Circonstances de lecture

Coup de cœur de mon libraire, je l’ai acheté sans trop savoir à quoi m’attendre.

Impressions

Anima est un livre choc, un livre coup de poing, mélange de poésie et d’une extrême violence. Le héros, Wahhch Debch, découvre sa femme atrocement assassinée dans son salon. Il n’a plus alors qu’une obsession : retrouver son meurtrier, pour être sûr que ce n’est pas lui-même qui l’a tuée ! Commence alors un road movie à la poursuite du meurtrier mais aussi de son passé, du Canada au Nouveau Mexique en passant par les Etats-Unis et le Liban.

Et, parce que Wahhch ne trouve sans doute plus les mots pour exprimer sa souffrance, ce sont des animaux croisés le long de son périple qui vont raconter son histoire. Du chat domestique découvrant son maître agenouillé près de sa maîtresse morte, aux papillons, araignées, serpents, oiseaux, chevaux jusqu’à un chien terrifiant et magnifique.

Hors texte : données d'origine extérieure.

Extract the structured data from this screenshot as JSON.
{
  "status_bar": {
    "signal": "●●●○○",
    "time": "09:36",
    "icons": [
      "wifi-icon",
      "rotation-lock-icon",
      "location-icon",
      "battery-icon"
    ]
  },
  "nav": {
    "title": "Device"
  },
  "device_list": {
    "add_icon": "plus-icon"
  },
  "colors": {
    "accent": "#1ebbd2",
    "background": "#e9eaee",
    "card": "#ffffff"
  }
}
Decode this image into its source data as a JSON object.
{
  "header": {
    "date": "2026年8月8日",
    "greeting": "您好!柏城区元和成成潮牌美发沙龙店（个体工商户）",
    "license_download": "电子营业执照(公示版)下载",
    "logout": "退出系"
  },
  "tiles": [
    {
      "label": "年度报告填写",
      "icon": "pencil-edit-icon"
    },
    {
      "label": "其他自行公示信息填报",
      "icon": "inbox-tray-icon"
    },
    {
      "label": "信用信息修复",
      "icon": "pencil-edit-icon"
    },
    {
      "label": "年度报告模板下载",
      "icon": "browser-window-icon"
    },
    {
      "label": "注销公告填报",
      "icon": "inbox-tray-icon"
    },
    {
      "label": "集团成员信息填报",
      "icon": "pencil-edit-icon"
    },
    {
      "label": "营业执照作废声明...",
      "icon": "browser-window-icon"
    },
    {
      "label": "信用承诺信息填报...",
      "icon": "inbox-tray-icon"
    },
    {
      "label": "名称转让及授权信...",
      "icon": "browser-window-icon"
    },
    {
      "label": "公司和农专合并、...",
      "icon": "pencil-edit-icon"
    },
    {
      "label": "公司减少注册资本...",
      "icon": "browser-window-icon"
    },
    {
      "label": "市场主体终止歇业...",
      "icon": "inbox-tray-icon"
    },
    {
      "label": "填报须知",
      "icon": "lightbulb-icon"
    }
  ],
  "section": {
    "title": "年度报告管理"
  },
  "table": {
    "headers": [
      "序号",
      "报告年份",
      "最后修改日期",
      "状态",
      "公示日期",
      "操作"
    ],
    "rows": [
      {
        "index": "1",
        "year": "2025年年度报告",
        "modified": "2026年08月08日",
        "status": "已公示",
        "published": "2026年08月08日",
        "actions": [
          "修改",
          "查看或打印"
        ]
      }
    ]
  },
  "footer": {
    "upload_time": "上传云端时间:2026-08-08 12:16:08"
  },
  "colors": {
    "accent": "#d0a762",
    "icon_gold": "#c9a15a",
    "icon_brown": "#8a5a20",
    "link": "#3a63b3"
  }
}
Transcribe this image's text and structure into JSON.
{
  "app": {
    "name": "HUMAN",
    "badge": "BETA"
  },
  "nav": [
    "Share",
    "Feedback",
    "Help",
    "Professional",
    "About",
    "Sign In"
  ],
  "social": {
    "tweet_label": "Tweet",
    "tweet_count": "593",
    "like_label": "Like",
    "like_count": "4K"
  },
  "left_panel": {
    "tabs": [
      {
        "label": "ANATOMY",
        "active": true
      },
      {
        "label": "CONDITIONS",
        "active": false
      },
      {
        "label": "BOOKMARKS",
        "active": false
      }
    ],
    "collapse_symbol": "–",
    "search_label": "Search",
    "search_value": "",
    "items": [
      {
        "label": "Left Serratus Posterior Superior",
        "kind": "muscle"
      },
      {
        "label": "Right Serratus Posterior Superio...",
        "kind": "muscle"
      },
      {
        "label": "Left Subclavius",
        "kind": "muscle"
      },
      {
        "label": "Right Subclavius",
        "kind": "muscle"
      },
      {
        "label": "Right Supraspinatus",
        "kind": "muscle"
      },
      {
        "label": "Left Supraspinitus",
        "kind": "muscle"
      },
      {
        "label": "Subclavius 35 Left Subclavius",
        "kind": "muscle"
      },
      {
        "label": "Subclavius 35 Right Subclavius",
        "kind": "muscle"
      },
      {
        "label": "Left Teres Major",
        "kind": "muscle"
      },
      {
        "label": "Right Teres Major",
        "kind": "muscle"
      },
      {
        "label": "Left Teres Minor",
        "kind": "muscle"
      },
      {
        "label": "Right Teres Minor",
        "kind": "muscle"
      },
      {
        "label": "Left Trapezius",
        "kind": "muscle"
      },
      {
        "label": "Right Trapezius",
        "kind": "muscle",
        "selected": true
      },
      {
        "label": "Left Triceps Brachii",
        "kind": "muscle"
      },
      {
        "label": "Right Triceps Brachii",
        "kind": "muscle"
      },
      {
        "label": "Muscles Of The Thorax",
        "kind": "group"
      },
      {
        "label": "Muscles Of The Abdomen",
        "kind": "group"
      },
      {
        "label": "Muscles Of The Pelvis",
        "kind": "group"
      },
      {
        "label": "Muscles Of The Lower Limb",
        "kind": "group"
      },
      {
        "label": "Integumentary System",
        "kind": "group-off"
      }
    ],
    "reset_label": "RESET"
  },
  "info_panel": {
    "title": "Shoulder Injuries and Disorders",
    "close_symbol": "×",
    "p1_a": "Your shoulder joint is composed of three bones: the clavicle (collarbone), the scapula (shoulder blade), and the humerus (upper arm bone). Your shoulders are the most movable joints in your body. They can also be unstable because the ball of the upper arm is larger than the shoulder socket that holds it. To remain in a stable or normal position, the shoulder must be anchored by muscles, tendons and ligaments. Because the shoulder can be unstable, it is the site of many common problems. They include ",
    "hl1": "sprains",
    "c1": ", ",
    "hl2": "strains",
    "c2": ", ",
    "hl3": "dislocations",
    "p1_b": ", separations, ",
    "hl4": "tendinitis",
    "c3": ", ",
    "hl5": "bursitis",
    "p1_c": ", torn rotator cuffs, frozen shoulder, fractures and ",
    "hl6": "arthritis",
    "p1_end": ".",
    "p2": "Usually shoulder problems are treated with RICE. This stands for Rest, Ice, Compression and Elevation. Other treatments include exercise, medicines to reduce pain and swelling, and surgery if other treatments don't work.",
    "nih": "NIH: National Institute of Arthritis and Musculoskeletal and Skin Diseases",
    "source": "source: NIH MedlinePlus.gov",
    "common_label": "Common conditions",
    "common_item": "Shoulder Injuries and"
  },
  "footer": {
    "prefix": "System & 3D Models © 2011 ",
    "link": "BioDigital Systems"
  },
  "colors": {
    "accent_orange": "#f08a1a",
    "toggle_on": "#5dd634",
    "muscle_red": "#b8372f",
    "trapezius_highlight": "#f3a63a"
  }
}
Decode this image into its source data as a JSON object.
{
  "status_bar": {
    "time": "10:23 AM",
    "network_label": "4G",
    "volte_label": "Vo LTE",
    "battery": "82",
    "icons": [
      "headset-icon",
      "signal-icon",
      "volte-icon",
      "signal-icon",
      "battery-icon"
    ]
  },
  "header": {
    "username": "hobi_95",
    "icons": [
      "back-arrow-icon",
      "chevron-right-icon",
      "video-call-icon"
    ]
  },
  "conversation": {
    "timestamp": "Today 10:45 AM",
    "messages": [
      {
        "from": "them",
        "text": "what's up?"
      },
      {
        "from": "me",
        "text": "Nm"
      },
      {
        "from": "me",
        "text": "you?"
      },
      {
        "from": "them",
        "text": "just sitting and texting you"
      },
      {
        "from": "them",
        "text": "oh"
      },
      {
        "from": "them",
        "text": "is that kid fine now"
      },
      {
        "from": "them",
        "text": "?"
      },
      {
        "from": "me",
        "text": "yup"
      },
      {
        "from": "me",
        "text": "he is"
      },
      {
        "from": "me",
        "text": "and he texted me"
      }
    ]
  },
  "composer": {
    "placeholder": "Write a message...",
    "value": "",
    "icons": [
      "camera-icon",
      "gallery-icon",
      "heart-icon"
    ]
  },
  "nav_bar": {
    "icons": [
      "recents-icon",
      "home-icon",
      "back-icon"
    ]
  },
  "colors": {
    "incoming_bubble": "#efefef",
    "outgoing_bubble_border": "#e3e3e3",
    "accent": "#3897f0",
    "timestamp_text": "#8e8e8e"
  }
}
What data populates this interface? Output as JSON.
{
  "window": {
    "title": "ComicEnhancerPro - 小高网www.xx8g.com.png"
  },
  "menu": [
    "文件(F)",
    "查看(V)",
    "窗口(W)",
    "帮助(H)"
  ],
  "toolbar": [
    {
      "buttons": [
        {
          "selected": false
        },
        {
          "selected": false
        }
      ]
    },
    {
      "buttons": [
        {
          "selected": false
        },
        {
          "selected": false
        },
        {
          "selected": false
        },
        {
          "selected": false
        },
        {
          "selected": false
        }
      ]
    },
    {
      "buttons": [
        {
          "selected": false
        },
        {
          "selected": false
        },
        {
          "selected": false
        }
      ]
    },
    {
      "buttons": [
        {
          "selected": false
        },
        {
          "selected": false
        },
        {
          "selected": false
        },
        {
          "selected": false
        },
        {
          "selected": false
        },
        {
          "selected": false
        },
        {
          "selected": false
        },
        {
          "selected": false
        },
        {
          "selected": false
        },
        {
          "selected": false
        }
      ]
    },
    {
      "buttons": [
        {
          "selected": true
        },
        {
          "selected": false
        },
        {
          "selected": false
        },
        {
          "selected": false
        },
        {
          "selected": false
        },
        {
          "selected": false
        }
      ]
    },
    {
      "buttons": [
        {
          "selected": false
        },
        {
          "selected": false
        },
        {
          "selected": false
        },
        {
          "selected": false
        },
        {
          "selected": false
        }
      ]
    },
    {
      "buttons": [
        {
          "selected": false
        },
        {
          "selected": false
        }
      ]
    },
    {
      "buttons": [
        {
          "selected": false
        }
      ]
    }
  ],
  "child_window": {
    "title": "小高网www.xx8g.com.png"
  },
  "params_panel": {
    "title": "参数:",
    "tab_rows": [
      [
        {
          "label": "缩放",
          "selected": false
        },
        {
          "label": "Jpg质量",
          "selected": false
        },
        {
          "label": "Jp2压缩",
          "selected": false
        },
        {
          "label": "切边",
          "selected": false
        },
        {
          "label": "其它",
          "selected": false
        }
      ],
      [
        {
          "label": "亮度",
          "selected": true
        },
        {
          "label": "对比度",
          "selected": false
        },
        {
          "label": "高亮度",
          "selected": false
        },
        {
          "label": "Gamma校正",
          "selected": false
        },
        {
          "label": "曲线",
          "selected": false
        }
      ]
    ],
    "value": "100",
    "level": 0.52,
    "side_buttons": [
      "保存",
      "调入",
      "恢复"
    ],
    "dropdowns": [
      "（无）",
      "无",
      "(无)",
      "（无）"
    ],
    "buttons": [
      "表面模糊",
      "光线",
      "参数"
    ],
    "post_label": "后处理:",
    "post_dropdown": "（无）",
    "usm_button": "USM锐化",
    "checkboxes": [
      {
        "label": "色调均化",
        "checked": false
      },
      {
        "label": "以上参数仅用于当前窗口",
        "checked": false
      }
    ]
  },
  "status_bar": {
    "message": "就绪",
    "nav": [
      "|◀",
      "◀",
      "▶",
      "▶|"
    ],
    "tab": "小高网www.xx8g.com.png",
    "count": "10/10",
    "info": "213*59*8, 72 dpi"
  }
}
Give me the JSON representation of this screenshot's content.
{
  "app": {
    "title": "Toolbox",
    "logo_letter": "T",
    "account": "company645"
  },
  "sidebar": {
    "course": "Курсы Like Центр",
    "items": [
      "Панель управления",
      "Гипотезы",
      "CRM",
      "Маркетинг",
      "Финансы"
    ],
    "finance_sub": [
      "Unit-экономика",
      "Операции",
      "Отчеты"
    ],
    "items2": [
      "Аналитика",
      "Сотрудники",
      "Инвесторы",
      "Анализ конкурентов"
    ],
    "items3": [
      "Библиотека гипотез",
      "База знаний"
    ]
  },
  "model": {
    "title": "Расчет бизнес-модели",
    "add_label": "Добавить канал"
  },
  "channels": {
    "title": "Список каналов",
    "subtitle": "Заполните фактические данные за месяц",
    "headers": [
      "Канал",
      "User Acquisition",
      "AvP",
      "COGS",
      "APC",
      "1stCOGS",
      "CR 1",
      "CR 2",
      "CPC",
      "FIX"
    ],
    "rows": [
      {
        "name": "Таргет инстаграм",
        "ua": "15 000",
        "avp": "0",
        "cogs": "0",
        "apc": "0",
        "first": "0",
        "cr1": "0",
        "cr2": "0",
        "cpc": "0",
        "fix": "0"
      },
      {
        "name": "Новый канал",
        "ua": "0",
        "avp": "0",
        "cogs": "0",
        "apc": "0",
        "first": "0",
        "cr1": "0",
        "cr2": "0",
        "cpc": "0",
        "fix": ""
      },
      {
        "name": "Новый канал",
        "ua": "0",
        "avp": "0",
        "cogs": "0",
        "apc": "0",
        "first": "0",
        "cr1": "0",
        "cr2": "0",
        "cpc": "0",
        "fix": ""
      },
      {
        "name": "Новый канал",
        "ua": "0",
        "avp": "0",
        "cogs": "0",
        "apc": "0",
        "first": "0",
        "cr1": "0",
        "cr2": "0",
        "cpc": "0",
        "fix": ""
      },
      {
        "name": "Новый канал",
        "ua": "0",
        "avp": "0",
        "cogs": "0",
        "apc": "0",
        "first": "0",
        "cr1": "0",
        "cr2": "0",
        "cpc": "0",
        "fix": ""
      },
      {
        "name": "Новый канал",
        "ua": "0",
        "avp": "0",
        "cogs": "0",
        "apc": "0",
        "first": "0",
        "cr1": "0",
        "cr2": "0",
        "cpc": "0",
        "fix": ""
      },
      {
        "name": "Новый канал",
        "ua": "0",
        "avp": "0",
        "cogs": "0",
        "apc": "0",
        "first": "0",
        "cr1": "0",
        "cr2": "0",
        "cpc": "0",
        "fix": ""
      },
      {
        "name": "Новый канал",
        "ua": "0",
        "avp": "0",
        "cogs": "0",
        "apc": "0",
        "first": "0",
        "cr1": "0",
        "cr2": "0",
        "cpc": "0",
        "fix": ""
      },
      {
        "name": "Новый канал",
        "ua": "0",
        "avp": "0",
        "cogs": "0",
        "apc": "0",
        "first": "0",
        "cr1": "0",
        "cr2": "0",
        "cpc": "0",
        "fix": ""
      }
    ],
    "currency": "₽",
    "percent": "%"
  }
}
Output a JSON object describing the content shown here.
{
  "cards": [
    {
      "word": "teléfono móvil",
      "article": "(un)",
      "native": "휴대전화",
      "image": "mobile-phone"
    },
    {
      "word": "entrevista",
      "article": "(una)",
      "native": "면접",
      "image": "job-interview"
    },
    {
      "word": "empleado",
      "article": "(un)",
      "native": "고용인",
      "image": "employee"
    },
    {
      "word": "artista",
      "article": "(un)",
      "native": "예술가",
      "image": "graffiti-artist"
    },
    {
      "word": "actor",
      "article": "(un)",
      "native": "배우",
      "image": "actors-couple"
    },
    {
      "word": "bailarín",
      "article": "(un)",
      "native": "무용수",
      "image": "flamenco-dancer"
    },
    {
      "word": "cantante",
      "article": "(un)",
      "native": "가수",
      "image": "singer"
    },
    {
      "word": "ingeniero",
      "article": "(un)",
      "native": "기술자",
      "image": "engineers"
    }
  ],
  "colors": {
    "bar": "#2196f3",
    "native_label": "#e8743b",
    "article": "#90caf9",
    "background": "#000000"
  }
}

En choisissant de montrer la bestialité de l’être humain à travers les yeux des bêtes, Wajdi Mouawad réussit un superbe roman, dont on ressort remué par l’écriture emplie de poésie et la violence des mots et de l’histoire.

Un passage parmi d’autres

 Il m’a parlé du malheur qui fond parfois sur les humains et de la douleur engendrée par la permanence de la mémoire que rien n’efface, sauf la mort. Il a levé la tête et m’a indiqué l’étoile qui se tient fixe à la verticale du pôle et autour de laquelle tournent sans fin les constellations du ciel. « Aigle, Cygne, Ours, Dragon et Cheval. Tu la vois ? C’est l’étoile du Nord. Ainsi, malheurs, bonheurs, pertes et joies tournent pareillement autour de nos vies, et si aujourd’hui tu es malheureux, demain tu seras de nouveau heureux. Cette vérité si simple, si pure, je la connais depuis toujours et pourtant je ne sais plus ce qu’elle signifie, elle n’est plus que mots, que lettres accolées sans plus de sens, cendre, farine dans ma bouche. La parole s’effrite, elle s’effrite comme ces villes qui passent et défilent sous nos yeux : où sont-elles à présent ? Et moi, je suis ce wagon sans murs, ni plafond, ni marchandises, à la merci du vent, poussé, tracté par une locomotive dont je ne connais ni la destination ni le chauffeur. Mais tant pis. Je n’ai plus rien à craindre. J’irai jusqu’au bout des rails même si le brouillard me semble d’une épaisseur infinie. » Il a refermé les yeux, il s’est blotti contre moi et, malgré le vacarme de cet attelage qui nous entraînait, malgré l’agitation qui ravageait mon esprit, il a essayé de s’endormir.